Man in Fake Explosives Vest Killed in Paris
Man in Fake Explosives Vest Killed in Paris

A man wearing a fake explosives vest and wielding a butcher knife was shot to death by police outside a Paris police station on Thursday, jolting an already anxious French capital with a new dose of fear as the nation grimly marked a year of terror that started with the newsroom massacre at the Charlie Hebdo satirical newspaper.

The assailant, who shouted “God is great!”, as he waved the knife at officers, was carrying a document with an emblem of the self-styled Islamic State terrorist group and “an unequivocal claim of responsibility in Arabic”, the prosecutor’s office said.

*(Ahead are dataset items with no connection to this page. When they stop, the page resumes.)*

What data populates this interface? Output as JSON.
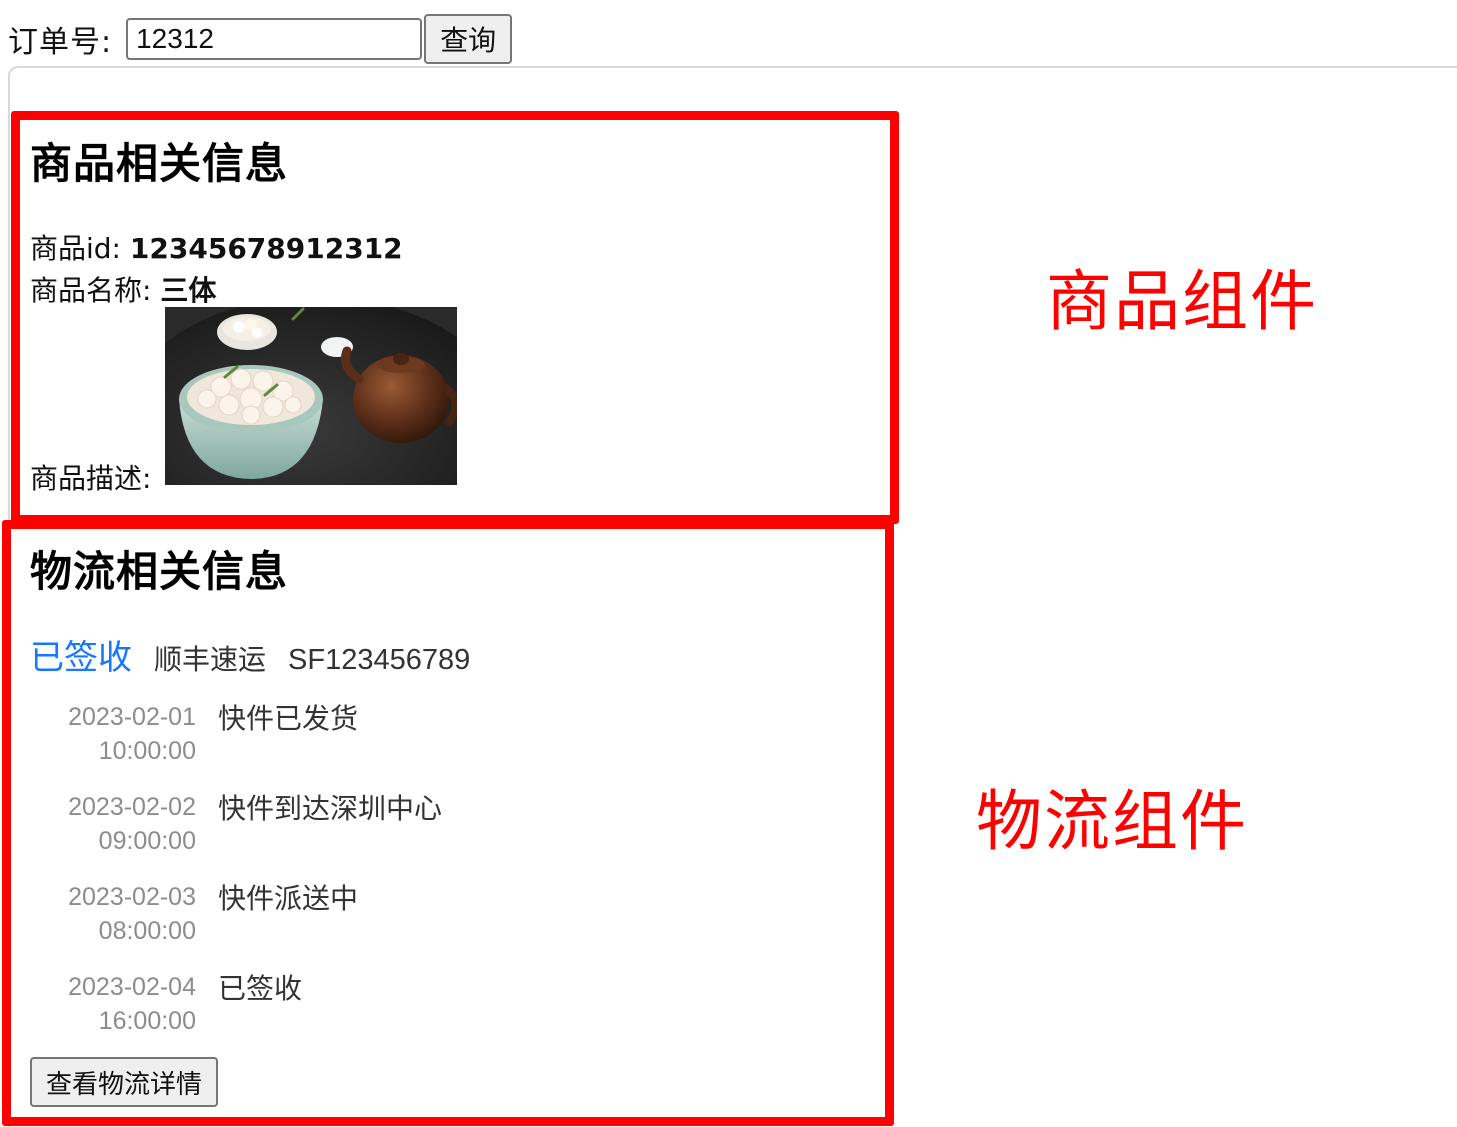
{
  "search": {
    "label": "订单号:",
    "value": "12312",
    "button_label": "查询"
  },
  "product": {
    "title": "商品相关信息",
    "id_label": "商品id:",
    "id_value": "12345678912312",
    "name_label": "商品名称:",
    "name_value": "三体",
    "desc_label": "商品描述:"
  },
  "logistics": {
    "title": "物流相关信息",
    "status": "已签收",
    "carrier": "顺丰速运",
    "tracking_number": "SF123456789",
    "events": [
      {
        "date": "2023-02-01",
        "time": "10:00:00",
        "desc": "快件已发货"
      },
      {
        "date": "2023-02-02",
        "time": "09:00:00",
        "desc": "快件到达深圳中心"
      },
      {
        "date": "2023-02-03",
        "time": "08:00:00",
        "desc": "快件派送中"
      },
      {
        "date": "2023-02-04",
        "time": "16:00:00",
        "desc": "已签收"
      }
    ],
    "details_button": "查看物流详情"
  },
  "annotations": {
    "product_component": "商品组件",
    "logistics_component": "物流组件"
  },
  "colors": {
    "annotation_red": "#ff0000",
    "status_blue": "#1677ff",
    "timestamp_gray": "#8c8c8c"
  }
}
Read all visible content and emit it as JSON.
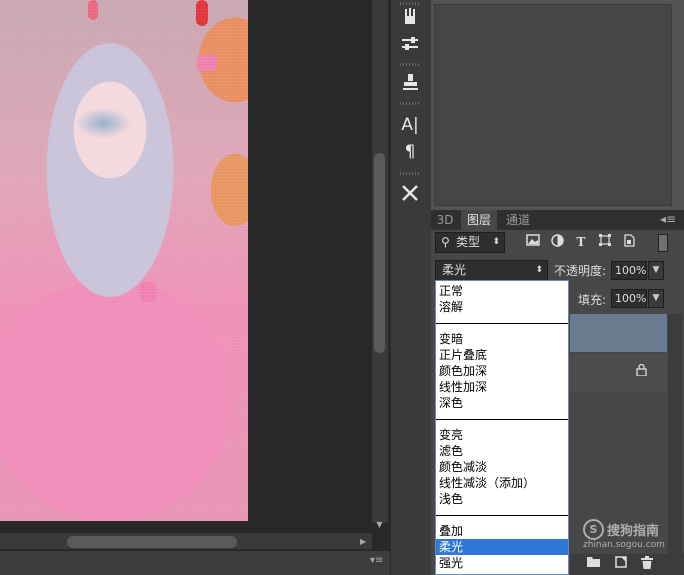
{
  "colors": {
    "ui_dark": "#282828",
    "panel_bg": "#474747",
    "selected_layer": "#6a7a90",
    "list_selection": "#3078d7"
  },
  "tools": [
    "brush-tools-icon",
    "adjustments-icon",
    "clone-stamp-icon",
    "character-icon",
    "paragraph-icon",
    "tools-preset-icon"
  ],
  "tool_glyphs": {
    "text": "A|",
    "paragraph": "¶"
  },
  "layers_panel": {
    "tabs": [
      "3D",
      "图层",
      "通道"
    ],
    "active_tab": "图层",
    "filter_kind": "类型",
    "blend_mode": "柔光",
    "opacity_label": "不透明度:",
    "opacity_value": "100%",
    "fill_label": "填充:",
    "fill_value": "100%"
  },
  "blend_modes_list": {
    "group1": [
      "正常",
      "溶解"
    ],
    "group2": [
      "变暗",
      "正片叠底",
      "颜色加深",
      "线性加深",
      "深色"
    ],
    "group3": [
      "变亮",
      "滤色",
      "颜色减淡",
      "线性减淡（添加）",
      "浅色"
    ],
    "group4": [
      "叠加",
      "柔光",
      "强光"
    ],
    "selected": "柔光"
  },
  "watermark": {
    "logo": "S",
    "text": "搜狗指南",
    "url": "zhinan.sogou.com"
  }
}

The extremist group claimed the Jan. 7, 2015, attack at Charlie Hebdo and on a kosher grocery store three days later that killed 17 people. IS also claimed the Nov. 13 attacks on Paris cafes, restaurants, a sports stadium and a music hall that killed 130 people, AP reported.

Thursday’s attempted attack shortly before noon in Paris’ multi-ethnic Goutte d’Or neighborhood came almost one year to the minute after two extremists burst into the offices of Charlie Hebdo, killing 11 people.

Just moments earlier, President Francois Hollande had paid respects to fallen security forces—three of whom were killed last year in terrorist violence—saluting their valor in protecting “this way of life, the one that terrorists want to attack.”

Scores of police descended Thursday on the northern neighborhood that was the site of the attempted attack, blocking it off to pedestrians and ordering shops to close. Metro stations in the area, which is not far from the Montmartre district, were closed and buses halted.

Video shot from a window above the station and provided to AP showed the suspect’s body lying on the ground in a pool of blood as a sniffer dog was called in to check the body, along with a bomb-detecting robot. More video aired later on iTele TV showed a police explosives specialist cutting open the dead man’s jacket to check for live explosives.

Authorities did not publicly identify the suspect. However, a French security official said police were “working on the hypothesis” that the assailant is a 20-year-old Moroccan who was involved in a minor 2013 robbery in the southern Var region.

The official, who spoke on condition of anonymity, said that while the fingerprints of the dead attacker matched those of the robbery suspect, who identified himself at the time as Ali Sallah of Casablanca, the assailant in Thursday’s attack appeared older than 20.

He said Sallah, who had been in France illegally, was ordered to leave the country after the 2013 incident. Investigators were trying to determine if and when the man had returned to Paris.